4. Even if Articles 7 and 14 are based on the same principles, it was thought that the concept of permanent establishment should be reserved for commercial and industrial activities. The term "fixed base" has therefore been used. It has not been thought appropriate to try to define it, but it would cover, for instance, a physician's consulting room or the office of an architect or a lawyer. A person performing independent personal services would probably not as a rule have premises of this kind in any other State than of his residence. But if there is in another State a centre of activity of a fixed or a permanent character, then that State should be entitled to tax the person's activities.

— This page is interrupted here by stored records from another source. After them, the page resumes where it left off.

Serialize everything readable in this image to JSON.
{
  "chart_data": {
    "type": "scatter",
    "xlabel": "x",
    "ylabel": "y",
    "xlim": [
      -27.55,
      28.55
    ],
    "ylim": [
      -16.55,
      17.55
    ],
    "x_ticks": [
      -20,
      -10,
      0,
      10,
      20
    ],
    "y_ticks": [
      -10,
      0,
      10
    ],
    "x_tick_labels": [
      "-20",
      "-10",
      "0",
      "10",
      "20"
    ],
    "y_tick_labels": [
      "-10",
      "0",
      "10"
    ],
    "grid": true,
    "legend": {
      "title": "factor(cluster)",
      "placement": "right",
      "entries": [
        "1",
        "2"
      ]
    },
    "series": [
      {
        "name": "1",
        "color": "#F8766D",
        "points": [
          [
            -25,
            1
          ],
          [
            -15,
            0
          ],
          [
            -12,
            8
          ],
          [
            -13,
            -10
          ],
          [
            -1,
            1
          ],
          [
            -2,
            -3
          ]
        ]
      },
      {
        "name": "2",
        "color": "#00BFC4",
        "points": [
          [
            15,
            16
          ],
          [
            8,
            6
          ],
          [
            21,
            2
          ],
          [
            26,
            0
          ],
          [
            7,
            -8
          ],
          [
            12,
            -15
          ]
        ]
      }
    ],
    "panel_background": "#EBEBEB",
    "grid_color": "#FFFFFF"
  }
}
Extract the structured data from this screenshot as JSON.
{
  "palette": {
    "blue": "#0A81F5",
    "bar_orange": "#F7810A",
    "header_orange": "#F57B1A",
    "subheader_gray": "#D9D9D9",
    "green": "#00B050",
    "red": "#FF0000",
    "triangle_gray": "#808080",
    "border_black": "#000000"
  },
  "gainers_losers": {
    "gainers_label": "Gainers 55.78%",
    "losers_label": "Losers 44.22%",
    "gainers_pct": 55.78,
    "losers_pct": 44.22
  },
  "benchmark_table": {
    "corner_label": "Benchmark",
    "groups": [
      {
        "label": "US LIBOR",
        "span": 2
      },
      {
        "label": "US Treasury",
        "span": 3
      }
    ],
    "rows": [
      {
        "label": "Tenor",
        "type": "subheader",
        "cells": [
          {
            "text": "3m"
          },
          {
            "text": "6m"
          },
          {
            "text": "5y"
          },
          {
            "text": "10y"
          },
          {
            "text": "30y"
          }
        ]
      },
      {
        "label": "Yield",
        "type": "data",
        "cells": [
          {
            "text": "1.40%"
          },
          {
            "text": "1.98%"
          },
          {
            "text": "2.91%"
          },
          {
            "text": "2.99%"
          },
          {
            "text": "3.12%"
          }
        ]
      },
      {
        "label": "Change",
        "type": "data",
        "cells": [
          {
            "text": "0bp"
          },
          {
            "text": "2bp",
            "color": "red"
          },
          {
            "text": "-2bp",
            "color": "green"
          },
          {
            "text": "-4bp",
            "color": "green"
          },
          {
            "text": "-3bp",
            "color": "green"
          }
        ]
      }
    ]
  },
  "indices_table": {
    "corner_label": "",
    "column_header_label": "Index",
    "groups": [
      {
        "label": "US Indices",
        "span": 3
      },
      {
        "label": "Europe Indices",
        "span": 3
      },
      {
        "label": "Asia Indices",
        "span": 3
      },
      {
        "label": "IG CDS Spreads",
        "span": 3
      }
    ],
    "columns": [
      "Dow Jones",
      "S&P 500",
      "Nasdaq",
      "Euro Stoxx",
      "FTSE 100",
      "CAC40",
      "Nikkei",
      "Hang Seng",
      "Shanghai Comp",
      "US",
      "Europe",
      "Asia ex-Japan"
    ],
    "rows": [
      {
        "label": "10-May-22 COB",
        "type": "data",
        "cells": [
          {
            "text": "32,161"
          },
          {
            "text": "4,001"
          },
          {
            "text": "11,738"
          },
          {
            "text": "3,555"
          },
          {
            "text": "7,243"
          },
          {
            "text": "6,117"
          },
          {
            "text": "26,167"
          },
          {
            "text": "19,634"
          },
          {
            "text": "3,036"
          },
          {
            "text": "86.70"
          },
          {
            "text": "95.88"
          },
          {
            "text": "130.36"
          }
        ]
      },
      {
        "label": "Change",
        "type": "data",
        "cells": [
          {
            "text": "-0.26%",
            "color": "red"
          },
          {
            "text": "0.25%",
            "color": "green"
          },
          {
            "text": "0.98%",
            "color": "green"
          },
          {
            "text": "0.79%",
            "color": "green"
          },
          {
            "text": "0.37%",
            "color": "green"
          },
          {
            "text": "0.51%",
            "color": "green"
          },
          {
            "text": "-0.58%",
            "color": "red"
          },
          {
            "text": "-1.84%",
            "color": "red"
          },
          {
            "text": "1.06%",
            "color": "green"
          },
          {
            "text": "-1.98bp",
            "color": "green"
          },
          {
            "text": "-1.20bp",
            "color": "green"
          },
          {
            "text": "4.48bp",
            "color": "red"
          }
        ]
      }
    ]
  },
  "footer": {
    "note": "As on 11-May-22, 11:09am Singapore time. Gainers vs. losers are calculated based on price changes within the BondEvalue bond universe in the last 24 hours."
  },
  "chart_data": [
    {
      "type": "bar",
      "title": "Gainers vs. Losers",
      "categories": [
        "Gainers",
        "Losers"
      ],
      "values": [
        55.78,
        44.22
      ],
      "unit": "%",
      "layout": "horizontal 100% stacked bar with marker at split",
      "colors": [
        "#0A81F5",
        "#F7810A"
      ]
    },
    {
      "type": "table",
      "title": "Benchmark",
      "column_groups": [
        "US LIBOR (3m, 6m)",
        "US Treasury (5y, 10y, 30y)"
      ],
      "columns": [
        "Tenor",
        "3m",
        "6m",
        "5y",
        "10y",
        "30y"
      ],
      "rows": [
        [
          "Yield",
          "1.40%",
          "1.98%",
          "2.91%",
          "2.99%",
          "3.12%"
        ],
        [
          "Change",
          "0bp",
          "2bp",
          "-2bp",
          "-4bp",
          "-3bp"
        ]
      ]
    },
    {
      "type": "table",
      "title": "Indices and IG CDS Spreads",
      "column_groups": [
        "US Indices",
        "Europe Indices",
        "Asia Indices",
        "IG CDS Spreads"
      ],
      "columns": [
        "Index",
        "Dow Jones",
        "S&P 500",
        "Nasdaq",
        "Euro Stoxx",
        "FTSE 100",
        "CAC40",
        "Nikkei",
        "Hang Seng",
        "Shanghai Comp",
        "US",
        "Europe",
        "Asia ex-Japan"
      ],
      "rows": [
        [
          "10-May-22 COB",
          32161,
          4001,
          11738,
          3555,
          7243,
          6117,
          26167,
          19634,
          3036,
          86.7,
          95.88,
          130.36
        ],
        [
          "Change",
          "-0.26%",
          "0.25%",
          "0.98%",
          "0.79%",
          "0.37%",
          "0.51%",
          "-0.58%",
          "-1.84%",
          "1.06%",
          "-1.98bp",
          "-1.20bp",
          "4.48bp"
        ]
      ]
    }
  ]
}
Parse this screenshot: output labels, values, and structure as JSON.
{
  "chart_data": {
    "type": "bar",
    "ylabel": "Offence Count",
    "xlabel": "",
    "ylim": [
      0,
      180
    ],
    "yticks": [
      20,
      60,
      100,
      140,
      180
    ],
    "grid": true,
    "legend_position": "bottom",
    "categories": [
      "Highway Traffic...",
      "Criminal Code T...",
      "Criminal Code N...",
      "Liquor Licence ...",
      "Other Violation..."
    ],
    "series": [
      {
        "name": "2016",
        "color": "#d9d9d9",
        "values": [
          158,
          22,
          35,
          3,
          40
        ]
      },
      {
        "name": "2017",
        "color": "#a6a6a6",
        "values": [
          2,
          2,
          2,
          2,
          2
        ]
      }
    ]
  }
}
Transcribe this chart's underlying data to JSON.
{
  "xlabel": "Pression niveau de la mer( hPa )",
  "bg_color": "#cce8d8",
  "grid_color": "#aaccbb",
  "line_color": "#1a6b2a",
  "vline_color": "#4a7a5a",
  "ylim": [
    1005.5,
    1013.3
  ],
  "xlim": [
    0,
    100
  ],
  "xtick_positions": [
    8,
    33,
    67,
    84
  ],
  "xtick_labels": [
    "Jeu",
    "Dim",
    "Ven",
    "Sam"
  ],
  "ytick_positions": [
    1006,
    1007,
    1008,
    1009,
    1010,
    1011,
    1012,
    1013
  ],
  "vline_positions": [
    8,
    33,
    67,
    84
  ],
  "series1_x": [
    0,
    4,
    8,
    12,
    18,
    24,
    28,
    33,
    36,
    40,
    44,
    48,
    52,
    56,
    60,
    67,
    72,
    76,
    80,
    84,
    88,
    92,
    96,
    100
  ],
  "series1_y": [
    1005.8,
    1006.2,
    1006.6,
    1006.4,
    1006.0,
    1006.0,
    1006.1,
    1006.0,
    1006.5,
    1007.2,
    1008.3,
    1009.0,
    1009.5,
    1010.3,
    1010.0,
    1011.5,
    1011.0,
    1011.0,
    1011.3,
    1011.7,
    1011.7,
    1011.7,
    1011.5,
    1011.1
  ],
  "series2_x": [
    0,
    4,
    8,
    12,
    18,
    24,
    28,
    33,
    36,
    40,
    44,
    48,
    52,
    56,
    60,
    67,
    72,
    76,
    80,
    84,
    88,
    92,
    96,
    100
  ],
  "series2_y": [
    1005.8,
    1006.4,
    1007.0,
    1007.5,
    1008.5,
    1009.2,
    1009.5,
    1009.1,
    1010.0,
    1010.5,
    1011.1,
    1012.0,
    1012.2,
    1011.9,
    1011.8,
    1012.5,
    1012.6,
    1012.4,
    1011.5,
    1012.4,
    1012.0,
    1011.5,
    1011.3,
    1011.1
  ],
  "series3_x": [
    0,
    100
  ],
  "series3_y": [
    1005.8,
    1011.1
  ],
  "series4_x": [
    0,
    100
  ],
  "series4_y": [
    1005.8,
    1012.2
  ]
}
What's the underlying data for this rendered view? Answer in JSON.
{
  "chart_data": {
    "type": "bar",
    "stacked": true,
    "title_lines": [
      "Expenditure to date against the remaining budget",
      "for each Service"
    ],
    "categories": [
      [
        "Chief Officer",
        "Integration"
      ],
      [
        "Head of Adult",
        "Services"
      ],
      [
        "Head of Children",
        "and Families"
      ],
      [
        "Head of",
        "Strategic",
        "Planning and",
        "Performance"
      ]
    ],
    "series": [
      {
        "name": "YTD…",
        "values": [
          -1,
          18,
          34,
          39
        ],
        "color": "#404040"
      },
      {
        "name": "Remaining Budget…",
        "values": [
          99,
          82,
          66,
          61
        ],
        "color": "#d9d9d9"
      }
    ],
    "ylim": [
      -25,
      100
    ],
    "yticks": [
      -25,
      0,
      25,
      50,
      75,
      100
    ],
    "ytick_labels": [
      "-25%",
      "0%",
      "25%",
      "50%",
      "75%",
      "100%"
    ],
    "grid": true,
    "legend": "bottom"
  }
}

It can be seen that the Convention does not differ significantly from the wording of the OECD Model. Nor has Canada made any reservation of rights in respect of the relevant Articles of the OECD Model Convention.

[12] Counsel for the Respondent argued vigorously that the Convention should be interpreted and applied so as to find that a non-resident person providing personal services in Canada at any identifiable location, even though it is totally under the control of someone else, has a fixed base available to him, and thus may be subject to tax in Canada on the income from those services.

[13] In my opinion, the Crown's contention cannot succeed when viewed in light of the Commentary quoted above. These paragraphs make it clear that if the expressions "permanent establishment" and "fixed base" do not have identical meanings, then at least they are both intended to convey the sense of a place of business which is controlled by and identified with the enterprise carrying on business there, in the case of Article VII, or the person providing personal services, in the case of Article XIV.

[14] The Appellant had no control over the premises in which he worked, nor was he identified with them in any way. This was not seriously challenged by the Respondent, whose case was simply that by working at a fixed location in Canada, albeit one dictated and totally controlled by PanCan, the Appellant became subject to taxation here. The Appellant had no freedom to come and go from the building where he worked except during normal business hours, and he could not do any work there, except that done under the contract for PanCan. Any other company wishing to use his services would not be able to find him there, as he was not identified anywhere as working at that location. He had no space in the building that was his exclusively, and in fact the location at which he did his work changed from time to time at the sole discretion of the PanCan personnel. He did not, in my opinion, have a fixed base regularly available to him.

[15] I am reinforced in this conclusion by a consideration of the preamble to the Convention, which states that one of its objects is the avoidance of double taxation. The Appellant is a resident of the United States, and, there being no evidence to the contrary, I must assume that he is taxed there on his world income. It is difficult to see how the avoidance of double taxation would be promoted if he were found also to be taxable in Canada on his income earned here under the OSG contract.

[16] The appeals are allowed, and the assessments are vacated. The Appellant is entitled to costs.

Signed at Ottawa, Canada, this 30th day of October, 1998.

"E.A. Bowie"

J.T.C.C.



[1]            Crown Forest Industries Ltd. v. Canada, [1995] 2 S.C.R. 802 at 822.

[2]           The Canadian Oxford Dictionary, pp. 108, 476.